Because the French Revolution and its major thinkers had much influence in Europe, including Germany and Heinrich Mann, I had a look at Voltaire and Rousseau.
There I came across a term I had not heard: Polygenists.
Voltaire, according the Wikipedia paragraph (currently under dispute), was also a "polygenist". If we go to the polygenist entry we can find many more interesting connections.
Basically, a polygenist does not believe that mankind came down from one original pair of human beings, but rather different races arose separately. Thus different races could be seen in this "voelkisch" kind of National Socialist view, that they were of different traits and quality. You can now proclaim the black person ugly and inferior. You can claim the white person softer, more beautiful and more "spiritual". This hardly seems to fit in with the ideas of the Rights of Man espoused by the Revolution. How did Voltaire really understand this question of the so-called races?
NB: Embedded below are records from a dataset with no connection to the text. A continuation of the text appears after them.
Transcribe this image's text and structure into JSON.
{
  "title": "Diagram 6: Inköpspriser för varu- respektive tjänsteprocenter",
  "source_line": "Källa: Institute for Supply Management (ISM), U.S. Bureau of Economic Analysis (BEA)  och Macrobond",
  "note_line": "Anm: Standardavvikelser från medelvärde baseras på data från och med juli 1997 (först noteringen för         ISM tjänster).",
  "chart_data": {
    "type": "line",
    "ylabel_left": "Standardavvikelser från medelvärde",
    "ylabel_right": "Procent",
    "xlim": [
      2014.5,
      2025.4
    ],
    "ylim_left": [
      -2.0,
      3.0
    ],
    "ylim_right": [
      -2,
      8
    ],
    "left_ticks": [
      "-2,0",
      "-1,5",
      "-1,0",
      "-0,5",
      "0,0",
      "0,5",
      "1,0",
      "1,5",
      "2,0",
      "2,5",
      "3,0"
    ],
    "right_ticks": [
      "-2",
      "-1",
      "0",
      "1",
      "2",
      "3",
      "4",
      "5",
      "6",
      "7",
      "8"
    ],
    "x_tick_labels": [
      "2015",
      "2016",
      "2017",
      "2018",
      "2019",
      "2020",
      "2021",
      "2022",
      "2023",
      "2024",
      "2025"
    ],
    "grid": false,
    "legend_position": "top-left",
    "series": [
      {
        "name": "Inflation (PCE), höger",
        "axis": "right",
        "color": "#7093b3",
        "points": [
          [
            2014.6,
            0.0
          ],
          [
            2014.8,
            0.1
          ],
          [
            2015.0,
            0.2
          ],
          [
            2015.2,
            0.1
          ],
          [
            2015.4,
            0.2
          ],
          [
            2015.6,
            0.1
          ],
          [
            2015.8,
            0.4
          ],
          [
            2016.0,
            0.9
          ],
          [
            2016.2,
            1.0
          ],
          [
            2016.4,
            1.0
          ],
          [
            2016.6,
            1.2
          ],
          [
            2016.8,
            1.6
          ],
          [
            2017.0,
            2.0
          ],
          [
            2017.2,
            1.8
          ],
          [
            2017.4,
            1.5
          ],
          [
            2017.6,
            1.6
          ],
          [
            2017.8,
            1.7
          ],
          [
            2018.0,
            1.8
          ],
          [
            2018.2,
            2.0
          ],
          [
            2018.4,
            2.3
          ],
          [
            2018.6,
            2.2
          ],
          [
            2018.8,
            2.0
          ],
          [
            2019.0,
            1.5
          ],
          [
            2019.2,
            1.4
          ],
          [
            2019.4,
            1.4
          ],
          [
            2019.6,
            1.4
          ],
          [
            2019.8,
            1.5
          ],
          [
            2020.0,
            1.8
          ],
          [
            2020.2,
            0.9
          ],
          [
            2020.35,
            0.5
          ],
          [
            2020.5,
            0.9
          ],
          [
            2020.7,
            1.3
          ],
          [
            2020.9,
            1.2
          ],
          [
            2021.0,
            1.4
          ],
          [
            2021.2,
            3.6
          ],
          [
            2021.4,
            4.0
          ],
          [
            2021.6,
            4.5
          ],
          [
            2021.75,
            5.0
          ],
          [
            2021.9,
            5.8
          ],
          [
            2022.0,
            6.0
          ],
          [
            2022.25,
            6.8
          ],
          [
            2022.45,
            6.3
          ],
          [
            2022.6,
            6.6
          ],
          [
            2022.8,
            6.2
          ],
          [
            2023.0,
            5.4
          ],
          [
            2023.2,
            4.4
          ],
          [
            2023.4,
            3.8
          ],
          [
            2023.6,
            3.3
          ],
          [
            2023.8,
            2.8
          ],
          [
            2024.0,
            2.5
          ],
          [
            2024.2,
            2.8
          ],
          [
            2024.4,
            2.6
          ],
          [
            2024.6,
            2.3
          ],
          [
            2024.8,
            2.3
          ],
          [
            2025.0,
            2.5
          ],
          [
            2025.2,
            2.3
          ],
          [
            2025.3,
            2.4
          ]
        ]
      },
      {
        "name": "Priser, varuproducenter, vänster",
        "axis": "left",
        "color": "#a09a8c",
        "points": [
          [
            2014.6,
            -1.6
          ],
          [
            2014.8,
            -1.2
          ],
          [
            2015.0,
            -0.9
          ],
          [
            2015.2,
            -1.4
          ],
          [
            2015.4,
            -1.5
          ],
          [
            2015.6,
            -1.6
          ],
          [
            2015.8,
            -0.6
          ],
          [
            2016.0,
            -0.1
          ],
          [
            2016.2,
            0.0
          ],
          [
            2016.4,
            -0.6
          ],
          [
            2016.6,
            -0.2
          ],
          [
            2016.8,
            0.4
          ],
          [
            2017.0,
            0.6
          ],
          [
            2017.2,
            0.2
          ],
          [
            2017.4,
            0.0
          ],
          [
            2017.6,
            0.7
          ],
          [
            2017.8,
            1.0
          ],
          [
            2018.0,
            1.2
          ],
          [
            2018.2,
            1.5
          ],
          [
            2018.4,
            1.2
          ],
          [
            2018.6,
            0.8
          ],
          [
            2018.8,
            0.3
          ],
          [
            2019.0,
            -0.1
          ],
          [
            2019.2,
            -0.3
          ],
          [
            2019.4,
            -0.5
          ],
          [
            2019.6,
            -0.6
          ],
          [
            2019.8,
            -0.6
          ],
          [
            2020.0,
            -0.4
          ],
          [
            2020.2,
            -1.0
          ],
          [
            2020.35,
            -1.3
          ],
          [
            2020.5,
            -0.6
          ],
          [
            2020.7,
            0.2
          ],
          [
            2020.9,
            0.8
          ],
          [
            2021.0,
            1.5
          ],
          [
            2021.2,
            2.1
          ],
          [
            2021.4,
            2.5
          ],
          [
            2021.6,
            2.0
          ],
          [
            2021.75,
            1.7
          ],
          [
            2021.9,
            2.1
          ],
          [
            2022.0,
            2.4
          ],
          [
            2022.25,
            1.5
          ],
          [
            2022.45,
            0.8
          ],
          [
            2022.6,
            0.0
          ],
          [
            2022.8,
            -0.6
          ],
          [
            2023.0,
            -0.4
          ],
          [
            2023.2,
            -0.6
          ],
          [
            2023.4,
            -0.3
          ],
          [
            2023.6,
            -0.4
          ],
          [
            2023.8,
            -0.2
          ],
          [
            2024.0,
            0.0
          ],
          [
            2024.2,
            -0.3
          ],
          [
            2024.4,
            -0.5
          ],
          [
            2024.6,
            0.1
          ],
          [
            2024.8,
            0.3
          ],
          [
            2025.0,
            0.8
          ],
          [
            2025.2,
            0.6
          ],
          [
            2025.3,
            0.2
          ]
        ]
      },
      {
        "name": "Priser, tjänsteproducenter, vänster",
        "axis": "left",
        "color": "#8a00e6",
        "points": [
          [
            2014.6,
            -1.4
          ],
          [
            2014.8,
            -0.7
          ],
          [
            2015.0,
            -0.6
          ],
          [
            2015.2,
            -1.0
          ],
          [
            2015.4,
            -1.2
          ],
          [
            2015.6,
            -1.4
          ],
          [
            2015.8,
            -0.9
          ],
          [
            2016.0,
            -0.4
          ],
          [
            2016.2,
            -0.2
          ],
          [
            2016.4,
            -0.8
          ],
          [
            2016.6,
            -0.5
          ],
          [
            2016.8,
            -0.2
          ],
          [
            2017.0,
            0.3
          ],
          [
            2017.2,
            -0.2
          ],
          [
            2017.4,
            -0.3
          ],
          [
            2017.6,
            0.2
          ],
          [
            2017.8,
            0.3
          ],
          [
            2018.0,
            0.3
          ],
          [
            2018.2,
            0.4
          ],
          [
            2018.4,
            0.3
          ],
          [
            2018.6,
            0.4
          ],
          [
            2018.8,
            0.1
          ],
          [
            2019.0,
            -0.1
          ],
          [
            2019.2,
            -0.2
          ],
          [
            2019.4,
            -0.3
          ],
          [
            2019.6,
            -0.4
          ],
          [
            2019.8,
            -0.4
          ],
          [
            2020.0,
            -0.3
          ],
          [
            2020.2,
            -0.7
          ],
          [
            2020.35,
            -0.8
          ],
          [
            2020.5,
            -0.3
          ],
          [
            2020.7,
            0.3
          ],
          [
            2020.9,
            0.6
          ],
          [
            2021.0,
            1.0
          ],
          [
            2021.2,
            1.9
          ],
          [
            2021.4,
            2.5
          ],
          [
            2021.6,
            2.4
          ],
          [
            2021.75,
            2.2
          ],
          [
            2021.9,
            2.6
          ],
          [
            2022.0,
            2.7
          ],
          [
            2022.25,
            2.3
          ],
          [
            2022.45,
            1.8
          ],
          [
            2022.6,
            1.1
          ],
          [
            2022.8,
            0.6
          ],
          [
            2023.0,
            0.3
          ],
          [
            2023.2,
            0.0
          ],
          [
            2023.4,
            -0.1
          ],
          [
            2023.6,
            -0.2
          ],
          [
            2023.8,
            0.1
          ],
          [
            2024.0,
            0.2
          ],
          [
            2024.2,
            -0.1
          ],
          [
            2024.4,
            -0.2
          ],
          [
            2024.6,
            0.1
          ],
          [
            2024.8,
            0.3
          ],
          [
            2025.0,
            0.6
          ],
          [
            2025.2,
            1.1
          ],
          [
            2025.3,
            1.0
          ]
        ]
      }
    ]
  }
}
One of the other questions I have is: how did the eugenics movement develop and become a world-wide phenomenon? This polygenetic idea would just fit into their program.
Here, in Canada, too, we have home-grown intellectuals with liberal ideas who were firmly in the eugenics camp. In my home province we had eugenics programs until fairly recently. The government has been compensating victims of forced sterilization until not long ago. But here it did not have so much to do with race.